Wildeber vor 22 Wochen

Uneinholbarer Auswärtsmeister ist nicht übel.

Du bist am Ende – was du bist.
Setz dir Perücken auf von Millionen Locken,
Setz deinen Fuß auf ellenhohe Socken,
Du bleibst doch immer, was du bist.



Quelle: Goethe, Faust. Der Tragödie erster Teil, 1808. Studierzimmer, Mephistopheles zu Faust

Thueringer Original vor 22 Wochen

Glück für die Lok hier überhaupt einen Punkt geholt zu haben. So kann man den BFC nicht unter Druck setzen. Aber vielleicht brauchen die den ja auch. Hoffen wir, dass Jena seiner Rolle aus Verfolger mehr gerecht wird. Schade, dass der MDR konsequent die Pyros der Leipziger nicht gezeigt hat.
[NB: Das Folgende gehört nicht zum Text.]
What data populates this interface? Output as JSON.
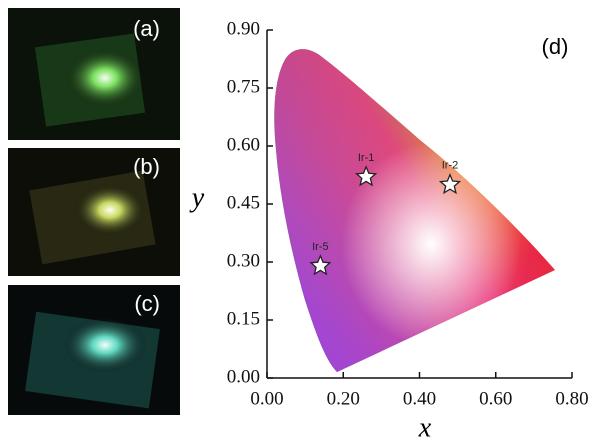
{
  "panels": [
    "(a)",
    "(b)",
    "(c)"
  ],
  "chart_data": {
    "type": "scatter",
    "panel_label": "(d)",
    "x_label": "x",
    "y_label": "y",
    "x": [
      0.26,
      0.48,
      0.14
    ],
    "values": [
      0.52,
      0.5,
      0.29
    ],
    "point_labels": [
      "Ir-1",
      "Ir-2",
      "Ir-5"
    ],
    "color": "#ffffff",
    "xlim": [
      0,
      0.8
    ],
    "ylim": [
      0,
      0.9
    ],
    "xticks": [
      {
        "value": 0,
        "label": "0.00"
      },
      {
        "value": 0.2,
        "label": "0.20"
      },
      {
        "value": 0.4,
        "label": "0.40"
      },
      {
        "value": 0.6,
        "label": "0.60"
      },
      {
        "value": 0.8,
        "label": "0.80"
      }
    ],
    "yticks": [
      {
        "value": 0,
        "label": "0.00"
      },
      {
        "value": 0.15,
        "label": "0.15"
      },
      {
        "value": 0.3,
        "label": "0.30"
      },
      {
        "value": 0.45,
        "label": "0.45"
      },
      {
        "value": 0.6,
        "label": "0.60"
      },
      {
        "value": 0.75,
        "label": "0.75"
      },
      {
        "value": 0.9,
        "label": "0.90"
      }
    ]
  }
}
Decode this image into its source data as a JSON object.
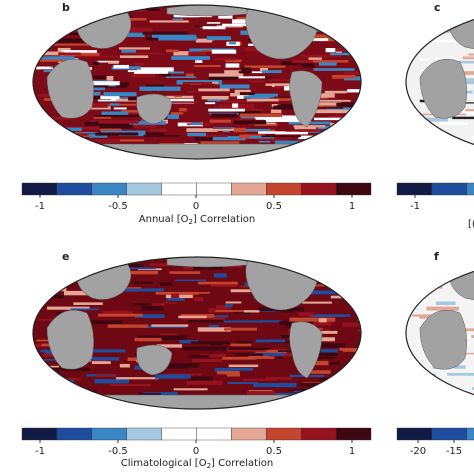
{
  "panels": [
    {
      "label": "b",
      "caption_pre": "Annual [O",
      "caption_sub": "2",
      "caption_post": "] Correlation"
    },
    {
      "label": "c"
    },
    {
      "label": "e",
      "caption_pre": "Climatological [O",
      "caption_sub": "2",
      "caption_post": "] Correlation"
    },
    {
      "label": "f"
    }
  ],
  "colorbar": {
    "colors": [
      "#101a45",
      "#1f4d9e",
      "#3a86c2",
      "#a6c8de",
      "#ffffff",
      "#ffffff",
      "#e4a796",
      "#c4452e",
      "#95121e",
      "#3d0610"
    ],
    "ticks": [
      "-1",
      "-0.5",
      "0",
      "0.5",
      "1"
    ]
  },
  "right_colorbar_top": {
    "ticks": [
      "-1"
    ],
    "caption": "[("
  },
  "right_colorbar_bottom": {
    "ticks": [
      "-20",
      "-15"
    ]
  }
}
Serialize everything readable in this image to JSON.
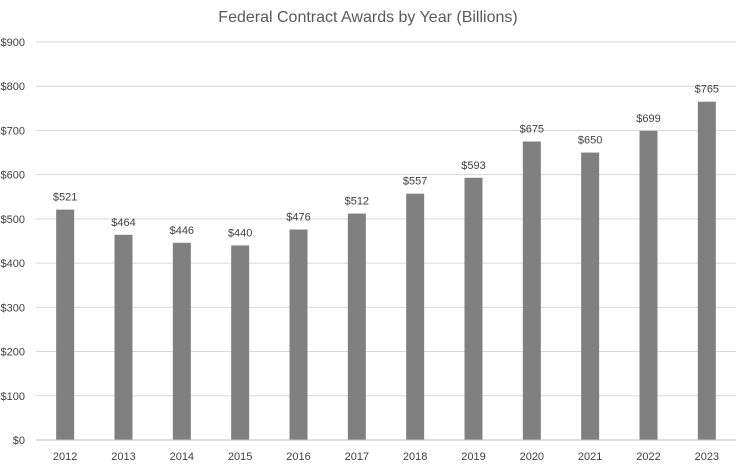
{
  "chart_data": {
    "type": "bar",
    "title": "Federal Contract Awards by Year (Billions)",
    "xlabel": "",
    "ylabel": "",
    "categories": [
      "2012",
      "2013",
      "2014",
      "2015",
      "2016",
      "2017",
      "2018",
      "2019",
      "2020",
      "2021",
      "2022",
      "2023"
    ],
    "values": [
      521,
      464,
      446,
      440,
      476,
      512,
      557,
      593,
      675,
      650,
      699,
      765
    ],
    "data_labels": [
      "$521",
      "$464",
      "$446",
      "$440",
      "$476",
      "$512",
      "$557",
      "$593",
      "$675",
      "$650",
      "$699",
      "$765"
    ],
    "ylim": [
      0,
      900
    ],
    "y_ticks": [
      0,
      100,
      200,
      300,
      400,
      500,
      600,
      700,
      800,
      900
    ],
    "y_tick_labels": [
      "$0",
      "$100",
      "$200",
      "$300",
      "$400",
      "$500",
      "$600",
      "$700",
      "$800",
      "$900"
    ],
    "grid": true,
    "legend": "none",
    "bar_color": "#808080"
  }
}
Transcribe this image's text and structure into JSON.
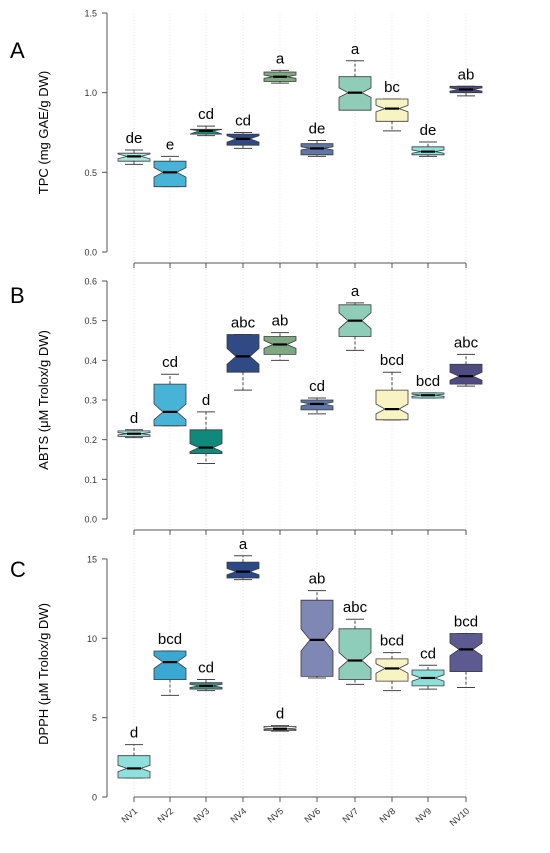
{
  "colors": {
    "NV1": "#a8e6e0",
    "NV2": "#47b3d6",
    "NV3": "#0f8a7a",
    "NV4": "#2f4a85",
    "NV5": "#7ea882",
    "NV6": "#5f77a6",
    "NV7": "#8fcdb8",
    "NV8": "#f7f3c2",
    "NV9": "#8be0da",
    "NV10": "#4f4a82",
    "DPPH_NV1": "#8de0dc",
    "DPPH_NV2": "#3aa9d2",
    "DPPH_NV3": "#3f8f86",
    "DPPH_NV4": "#2c4888",
    "DPPH_NV5": "#f2f2f2",
    "DPPH_NV6": "#7f87b4",
    "DPPH_NV7": "#8fcdbb",
    "DPPH_NV8": "#f7f3c2",
    "DPPH_NV9": "#8be0da",
    "DPPH_NV10": "#5d5a92"
  },
  "chart_data": [
    {
      "type": "boxplot",
      "panel_label": "A",
      "ylabel": "TPC (mg GAE/g DW)",
      "ylim": [
        0,
        1.5
      ],
      "yticks": [
        "0.0",
        "0.5",
        "1.0",
        "1.5"
      ],
      "categories": [
        "NV1",
        "NV2",
        "NV3",
        "NV4",
        "NV5",
        "NV6",
        "NV7",
        "NV8",
        "NV9",
        "NV10"
      ],
      "boxes": [
        {
          "q1": 0.57,
          "median": 0.6,
          "q3": 0.62,
          "notch_lo": 0.585,
          "notch_hi": 0.615,
          "whisker_lo": 0.55,
          "whisker_hi": 0.64,
          "letter": "de"
        },
        {
          "q1": 0.41,
          "median": 0.5,
          "q3": 0.57,
          "notch_lo": 0.47,
          "notch_hi": 0.53,
          "whisker_lo": 0.41,
          "whisker_hi": 0.6,
          "letter": "e"
        },
        {
          "q1": 0.74,
          "median": 0.76,
          "q3": 0.77,
          "notch_lo": 0.74,
          "notch_hi": 0.77,
          "whisker_lo": 0.73,
          "whisker_hi": 0.79,
          "letter": "cd"
        },
        {
          "q1": 0.67,
          "median": 0.71,
          "q3": 0.74,
          "notch_lo": 0.69,
          "notch_hi": 0.73,
          "whisker_lo": 0.65,
          "whisker_hi": 0.75,
          "letter": "cd"
        },
        {
          "q1": 1.07,
          "median": 1.1,
          "q3": 1.13,
          "notch_lo": 1.09,
          "notch_hi": 1.11,
          "whisker_lo": 1.06,
          "whisker_hi": 1.14,
          "letter": "a"
        },
        {
          "q1": 0.61,
          "median": 0.65,
          "q3": 0.68,
          "notch_lo": 0.64,
          "notch_hi": 0.66,
          "whisker_lo": 0.6,
          "whisker_hi": 0.7,
          "letter": "de"
        },
        {
          "q1": 0.89,
          "median": 1.0,
          "q3": 1.1,
          "notch_lo": 0.97,
          "notch_hi": 1.03,
          "whisker_lo": 0.97,
          "whisker_hi": 1.2,
          "letter": "a"
        },
        {
          "q1": 0.82,
          "median": 0.9,
          "q3": 0.96,
          "notch_lo": 0.88,
          "notch_hi": 0.92,
          "whisker_lo": 0.76,
          "whisker_hi": 0.96,
          "letter": "bc"
        },
        {
          "q1": 0.61,
          "median": 0.63,
          "q3": 0.66,
          "notch_lo": 0.62,
          "notch_hi": 0.64,
          "whisker_lo": 0.6,
          "whisker_hi": 0.69,
          "letter": "de"
        },
        {
          "q1": 1.0,
          "median": 1.02,
          "q3": 1.04,
          "notch_lo": 1.01,
          "notch_hi": 1.03,
          "whisker_lo": 0.98,
          "whisker_hi": 1.04,
          "letter": "ab"
        }
      ]
    },
    {
      "type": "boxplot",
      "panel_label": "B",
      "ylabel": "ABTS (μM Trolox/g DW)",
      "ylim": [
        0,
        0.6
      ],
      "yticks": [
        "0.0",
        "0.1",
        "0.2",
        "0.3",
        "0.4",
        "0.5",
        "0.6"
      ],
      "categories": [
        "NV1",
        "NV2",
        "NV3",
        "NV4",
        "NV5",
        "NV6",
        "NV7",
        "NV8",
        "NV9",
        "NV10"
      ],
      "boxes": [
        {
          "q1": 0.208,
          "median": 0.215,
          "q3": 0.222,
          "notch_lo": 0.212,
          "notch_hi": 0.218,
          "whisker_lo": 0.205,
          "whisker_hi": 0.225,
          "letter": "d"
        },
        {
          "q1": 0.235,
          "median": 0.27,
          "q3": 0.34,
          "notch_lo": 0.25,
          "notch_hi": 0.29,
          "whisker_lo": 0.235,
          "whisker_hi": 0.365,
          "letter": "cd"
        },
        {
          "q1": 0.165,
          "median": 0.18,
          "q3": 0.225,
          "notch_lo": 0.17,
          "notch_hi": 0.19,
          "whisker_lo": 0.14,
          "whisker_hi": 0.27,
          "letter": "d"
        },
        {
          "q1": 0.37,
          "median": 0.41,
          "q3": 0.465,
          "notch_lo": 0.39,
          "notch_hi": 0.43,
          "whisker_lo": 0.325,
          "whisker_hi": 0.465,
          "letter": "abc"
        },
        {
          "q1": 0.415,
          "median": 0.44,
          "q3": 0.46,
          "notch_lo": 0.43,
          "notch_hi": 0.45,
          "whisker_lo": 0.4,
          "whisker_hi": 0.47,
          "letter": "ab"
        },
        {
          "q1": 0.275,
          "median": 0.29,
          "q3": 0.3,
          "notch_lo": 0.285,
          "notch_hi": 0.295,
          "whisker_lo": 0.265,
          "whisker_hi": 0.305,
          "letter": "cd"
        },
        {
          "q1": 0.46,
          "median": 0.5,
          "q3": 0.54,
          "notch_lo": 0.48,
          "notch_hi": 0.52,
          "whisker_lo": 0.425,
          "whisker_hi": 0.545,
          "letter": "a"
        },
        {
          "q1": 0.25,
          "median": 0.277,
          "q3": 0.325,
          "notch_lo": 0.265,
          "notch_hi": 0.29,
          "whisker_lo": 0.25,
          "whisker_hi": 0.37,
          "letter": "bcd"
        },
        {
          "q1": 0.305,
          "median": 0.312,
          "q3": 0.318,
          "notch_lo": 0.309,
          "notch_hi": 0.315,
          "whisker_lo": 0.305,
          "whisker_hi": 0.318,
          "letter": "bcd"
        },
        {
          "q1": 0.34,
          "median": 0.36,
          "q3": 0.39,
          "notch_lo": 0.35,
          "notch_hi": 0.37,
          "whisker_lo": 0.335,
          "whisker_hi": 0.415,
          "letter": "abc"
        }
      ]
    },
    {
      "type": "boxplot",
      "panel_label": "C",
      "ylabel": "DPPH (μM Trolox/g DW)",
      "ylim": [
        0,
        15.5
      ],
      "yticks": [
        "0",
        "5",
        "10",
        "15"
      ],
      "categories": [
        "NV1",
        "NV2",
        "NV3",
        "NV4",
        "NV5",
        "NV6",
        "NV7",
        "NV8",
        "NV9",
        "NV10"
      ],
      "boxes": [
        {
          "q1": 1.2,
          "median": 1.8,
          "q3": 2.6,
          "notch_lo": 1.6,
          "notch_hi": 2.0,
          "whisker_lo": 1.2,
          "whisker_hi": 3.3,
          "letter": "d"
        },
        {
          "q1": 7.4,
          "median": 8.5,
          "q3": 9.2,
          "notch_lo": 8.1,
          "notch_hi": 8.9,
          "whisker_lo": 6.4,
          "whisker_hi": 9.2,
          "letter": "bcd"
        },
        {
          "q1": 6.8,
          "median": 7.0,
          "q3": 7.2,
          "notch_lo": 6.9,
          "notch_hi": 7.1,
          "whisker_lo": 6.7,
          "whisker_hi": 7.4,
          "letter": "cd"
        },
        {
          "q1": 13.8,
          "median": 14.2,
          "q3": 14.8,
          "notch_lo": 14.0,
          "notch_hi": 14.4,
          "whisker_lo": 13.7,
          "whisker_hi": 15.2,
          "letter": "a"
        },
        {
          "q1": 4.2,
          "median": 4.3,
          "q3": 4.45,
          "notch_lo": 4.25,
          "notch_hi": 4.35,
          "whisker_lo": 4.15,
          "whisker_hi": 4.5,
          "letter": "d"
        },
        {
          "q1": 7.6,
          "median": 9.9,
          "q3": 12.4,
          "notch_lo": 9.2,
          "notch_hi": 10.6,
          "whisker_lo": 7.5,
          "whisker_hi": 13.0,
          "letter": "ab"
        },
        {
          "q1": 7.4,
          "median": 8.6,
          "q3": 10.6,
          "notch_lo": 8.1,
          "notch_hi": 9.1,
          "whisker_lo": 7.1,
          "whisker_hi": 11.2,
          "letter": "abc"
        },
        {
          "q1": 7.3,
          "median": 8.1,
          "q3": 8.7,
          "notch_lo": 7.8,
          "notch_hi": 8.4,
          "whisker_lo": 6.7,
          "whisker_hi": 9.1,
          "letter": "bcd"
        },
        {
          "q1": 7.0,
          "median": 7.5,
          "q3": 8.0,
          "notch_lo": 7.3,
          "notch_hi": 7.7,
          "whisker_lo": 6.8,
          "whisker_hi": 8.3,
          "letter": "cd"
        },
        {
          "q1": 7.9,
          "median": 9.3,
          "q3": 10.3,
          "notch_lo": 8.9,
          "notch_hi": 9.7,
          "whisker_lo": 6.9,
          "whisker_hi": 10.3,
          "letter": "bcd"
        }
      ]
    }
  ]
}
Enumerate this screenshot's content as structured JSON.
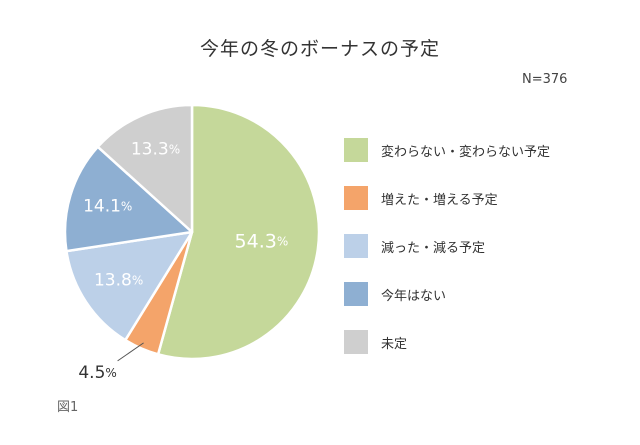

Nichts_auf_der_Welt_bringt_uns_zu_Fall vor 22 Wochen

Das ist doch Realsatire, oder? Darauf ist noch nicht mal Hannchen gekommen. :D Da gibts bestimmt einen Empfang vom OB auf dem Rauthausbalkon und ein Sondertrikot? Den Titel "uneinholbarer Auswärtsmeister" ist wirklich sehr begehrt.
Das Wollitz das schön redet und euch stark ist doch auch klar. Wurde von Cottbus genau so wenig für den 5. Platz geholt, wie Civa von Lok für die "uneinholbarere Auswärtsmeisterschaft" oder für eine Teilnahme am Landespokal Achtelfinale. Gern würden wir eure Titel gegen das Spiel morgen gegen Zwickau im vollen AKS eintauschen.